In endocranial, or dorsal view (Fig. 5), the dominant features are the subarcuate fossa and the internal auditory meatus (IAM). The subarcuate fossa, which lodged the paraflocculus of the cerebellum, is deep, narrow, and more tubular than spherical, in contrast to the usual mammalian condition (MacIntyre 1972; Wible 1990, 2003; Wible et al. 1995, 2001; Rougier et al. 1996b; Sánchez-Villagra 2002). On the ventromedial edge of the fossa, there is a narrow, elongated foramen interpreted as the aqueductus vestibuli, the internal aperture of the endolymphatic canal. The internal auditory meatus (IAM) is separated from the subarcuate fossa by a broad bony bridge. The morphology of the IAM varies among the specimens; in MPEF-PV 600 the IAM is subequal in size to the subarcuate fossa, it is deep and not very broad (Fig. 5B); in MPEF-PV 2273, 2130, and 2281 the IAM is considerably smaller and rounded in shape, even accounting for some erosion due to transport. The internal division inside the IAM of cranial nerve (CN) VII, vestibular branch of CN VIII, and cochlear branch of CN VIII is seen in MPEF PV 600. As preserved, all of these branches leave the IAM through relatively large foramina, but due to the rough preservation, this feature may be artificial. The foramen for the facial nerve leaves the IAM anterolaterally, piercing the thick commissura prefacialis. This structure is best preserved in MPEF-PV 600 (Fig. 5B).

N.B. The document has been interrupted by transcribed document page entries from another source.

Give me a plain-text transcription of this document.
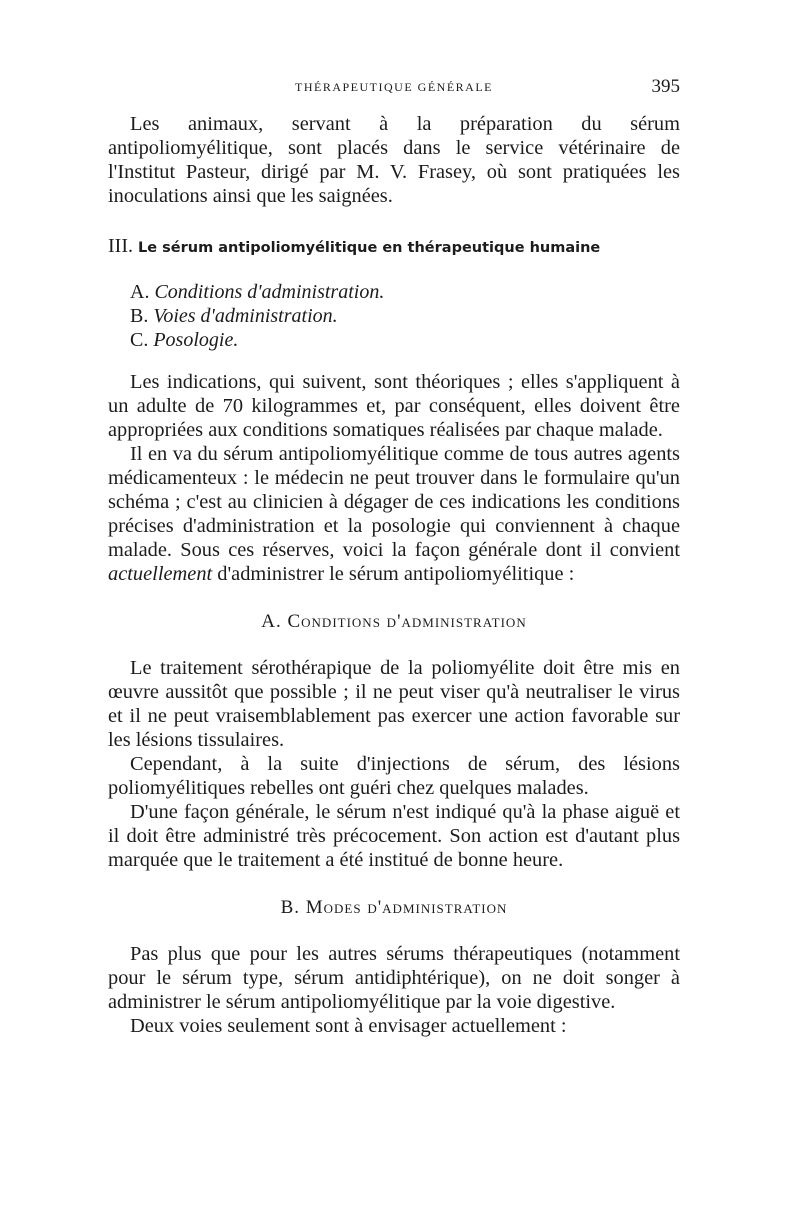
THÉRAPEUTIQUE GÉNÉRALE	395

Les animaux, servant à la préparation du sérum antipoliomyélitique, sont placés dans le service vétérinaire de l'Institut Pasteur, dirigé par M. V. Frasey, où sont pratiquées les inoculations ainsi que les saignées.

III. Le sérum antipoliomyélitique en thérapeutique humaine
A. Conditions d'administration.
B. Voies d'administration.
C. Posologie.

Les indications, qui suivent, sont théoriques ; elles s'appliquent à un adulte de 70 kilogrammes et, par conséquent, elles doivent être appropriées aux conditions somatiques réalisées par chaque malade.

Il en va du sérum antipoliomyélitique comme de tous autres agents médicamenteux : le médecin ne peut trouver dans le formulaire qu'un schéma ; c'est au clinicien à dégager de ces indications les conditions précises d'administration et la posologie qui conviennent à chaque malade. Sous ces réserves, voici la façon générale dont il convient actuellement d'administrer le sérum antipoliomyélitique :

A. Conditions d'administration

Le traitement sérothérapique de la poliomyélite doit être mis en œuvre aussitôt que possible ; il ne peut viser qu'à neutraliser le virus et il ne peut vraisemblablement pas exercer une action favorable sur les lésions tissulaires.

Cependant, à la suite d'injections de sérum, des lésions poliomyélitiques rebelles ont guéri chez quelques malades.

D'une façon générale, le sérum n'est indiqué qu'à la phase aiguë et il doit être administré très précocement. Son action est d'autant plus marquée que le traitement a été institué de bonne heure.

B. Modes d'administration

Pas plus que pour les autres sérums thérapeutiques (notamment pour le sérum type, sérum antidiphtérique), on ne doit songer à administrer le sérum antipoliomyélitique par la voie digestive.

Deux voies seulement sont à envisager actuellement :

The abundant cancellous bone on the medial and anterior pole of the Promontorium coalesces in small sized canals and canaliculi in the substance of the petrosal; a particularly large one is exposed along a portion of the medial boundary of the petrosal MPEF-PV 2281 by breakage. This canal is, however, not an inferior petrosal sinus (contra Rougier and Wible 2006: 292) because it lacks an exit on the vicinity of the jugular foramen, but it might have been connected to it via foramina leading from the cancellous Promontorium to the sinus.

The petrosals from La Colonia had a very small, subrectangular occipital exposure. Covering the lateral portion of the occipital exposure and forming the lateral wall of the canal for the substantial arteria diploëtica magna was the squamosal (not preserved in any of the available specimens but deduced from articular surfaces). The arteria diploëtica magna was directed anterolaterally as in Vincelestes, and, judging from the size of the grooves, it was of similar size to the ramus superior.

Stratigraphic and geographic range.—Upper Cretaceous La Colonia Formation in Chubut Province, Argentina.